Anil Ambani-led Reliance Group Invests $12 Million in Square Yards


India’s largest online to offline (O2O) real estate transaction player Square Yards has raised $12 million investment from the Private Equity arm of Anil Ambani led Reliance Group.

“With this collaboration, the company will be able to draw on Reliance’s extensive experience, particularly in scaling up the business to a higher growth trajectory and creating significant shareholder value in the process. Besides capital, we will also get access to best practices in running large consumer businesses at scale, with the participation of Reliance,” said Founder and COO Square Yards, Kanika Gupta Shori.

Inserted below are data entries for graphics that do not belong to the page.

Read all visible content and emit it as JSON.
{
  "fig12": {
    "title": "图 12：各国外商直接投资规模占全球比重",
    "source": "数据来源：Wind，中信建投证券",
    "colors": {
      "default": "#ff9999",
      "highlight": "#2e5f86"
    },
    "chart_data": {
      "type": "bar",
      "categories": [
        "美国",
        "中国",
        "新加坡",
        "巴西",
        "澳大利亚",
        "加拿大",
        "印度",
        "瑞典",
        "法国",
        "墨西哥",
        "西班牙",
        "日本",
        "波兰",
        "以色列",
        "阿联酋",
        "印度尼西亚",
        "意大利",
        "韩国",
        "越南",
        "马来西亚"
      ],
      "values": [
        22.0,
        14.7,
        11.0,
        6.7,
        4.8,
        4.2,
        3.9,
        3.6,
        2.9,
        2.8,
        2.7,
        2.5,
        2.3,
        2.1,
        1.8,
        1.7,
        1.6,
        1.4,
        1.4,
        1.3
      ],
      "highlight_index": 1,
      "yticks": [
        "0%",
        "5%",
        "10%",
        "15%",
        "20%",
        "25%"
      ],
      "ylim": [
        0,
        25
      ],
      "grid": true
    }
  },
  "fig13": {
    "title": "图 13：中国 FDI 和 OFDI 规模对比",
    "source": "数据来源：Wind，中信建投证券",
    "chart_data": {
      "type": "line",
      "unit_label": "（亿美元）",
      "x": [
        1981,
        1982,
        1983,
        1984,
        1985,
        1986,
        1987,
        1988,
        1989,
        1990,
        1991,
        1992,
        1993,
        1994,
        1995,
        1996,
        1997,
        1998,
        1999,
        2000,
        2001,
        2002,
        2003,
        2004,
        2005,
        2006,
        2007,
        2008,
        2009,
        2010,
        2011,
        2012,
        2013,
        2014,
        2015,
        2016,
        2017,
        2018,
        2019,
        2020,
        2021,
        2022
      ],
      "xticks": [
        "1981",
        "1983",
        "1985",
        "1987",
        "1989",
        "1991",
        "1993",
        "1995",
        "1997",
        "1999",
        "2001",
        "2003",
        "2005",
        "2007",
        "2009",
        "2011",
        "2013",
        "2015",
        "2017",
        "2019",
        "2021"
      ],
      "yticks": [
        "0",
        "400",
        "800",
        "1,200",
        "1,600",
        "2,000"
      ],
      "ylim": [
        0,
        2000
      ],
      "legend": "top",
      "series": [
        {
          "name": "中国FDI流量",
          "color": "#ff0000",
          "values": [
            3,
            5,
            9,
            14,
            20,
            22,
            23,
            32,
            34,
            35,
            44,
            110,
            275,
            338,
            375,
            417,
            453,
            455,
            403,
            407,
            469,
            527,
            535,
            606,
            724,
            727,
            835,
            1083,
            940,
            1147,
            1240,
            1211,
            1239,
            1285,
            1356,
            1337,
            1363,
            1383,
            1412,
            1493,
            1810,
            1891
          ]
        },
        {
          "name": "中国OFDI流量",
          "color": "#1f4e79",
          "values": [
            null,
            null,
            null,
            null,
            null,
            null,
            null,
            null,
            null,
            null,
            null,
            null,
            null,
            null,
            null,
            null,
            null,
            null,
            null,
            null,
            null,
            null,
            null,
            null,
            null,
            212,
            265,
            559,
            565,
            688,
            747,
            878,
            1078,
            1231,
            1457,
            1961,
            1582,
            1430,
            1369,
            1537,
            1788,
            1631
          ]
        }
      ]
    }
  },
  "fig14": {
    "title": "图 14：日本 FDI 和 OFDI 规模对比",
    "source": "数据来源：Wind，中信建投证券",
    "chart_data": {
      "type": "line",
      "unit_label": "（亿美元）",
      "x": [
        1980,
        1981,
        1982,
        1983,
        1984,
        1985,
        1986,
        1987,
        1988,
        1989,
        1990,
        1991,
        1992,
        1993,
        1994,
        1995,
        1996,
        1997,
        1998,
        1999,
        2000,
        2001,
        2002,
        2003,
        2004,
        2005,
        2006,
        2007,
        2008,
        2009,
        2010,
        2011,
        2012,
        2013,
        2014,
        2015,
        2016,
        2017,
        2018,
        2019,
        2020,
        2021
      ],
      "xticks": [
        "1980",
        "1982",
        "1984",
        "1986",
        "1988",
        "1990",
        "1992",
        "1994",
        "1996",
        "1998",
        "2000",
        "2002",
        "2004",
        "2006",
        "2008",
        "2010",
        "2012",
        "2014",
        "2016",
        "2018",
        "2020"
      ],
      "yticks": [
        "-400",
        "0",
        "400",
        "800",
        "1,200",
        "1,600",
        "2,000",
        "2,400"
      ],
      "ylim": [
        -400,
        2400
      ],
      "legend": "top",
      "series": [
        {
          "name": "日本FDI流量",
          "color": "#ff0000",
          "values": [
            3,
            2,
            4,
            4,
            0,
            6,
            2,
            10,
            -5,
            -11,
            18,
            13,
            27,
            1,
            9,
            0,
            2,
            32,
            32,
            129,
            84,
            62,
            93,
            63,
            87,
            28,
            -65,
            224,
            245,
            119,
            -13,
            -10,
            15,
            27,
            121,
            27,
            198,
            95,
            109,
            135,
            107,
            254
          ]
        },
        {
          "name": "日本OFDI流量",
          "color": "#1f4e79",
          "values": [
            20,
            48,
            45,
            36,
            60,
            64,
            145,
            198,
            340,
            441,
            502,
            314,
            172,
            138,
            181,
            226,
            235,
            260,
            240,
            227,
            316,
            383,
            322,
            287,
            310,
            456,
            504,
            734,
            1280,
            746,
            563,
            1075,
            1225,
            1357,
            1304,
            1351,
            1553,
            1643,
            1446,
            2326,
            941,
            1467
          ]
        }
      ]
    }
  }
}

Flipkart Joins the List of Mark Downs


Just after SoftBank marked down Ola and Snapdeal, India’s top ecommerce retailer Flipkart is markdown by mutual fund investors Valic and Fidelity in their most recent filings with the US regulators.

Two of its investors, Valic and Fidelity, who earlier marked up the value of their shares in the company, have again marked down their shares in Flipkart by 11.3%, and 3.2%, respectively, for the quarter ended August, according to a report in The Economic Times, which puts the firm’s valuation between $8.7 billion and $10.25 billion.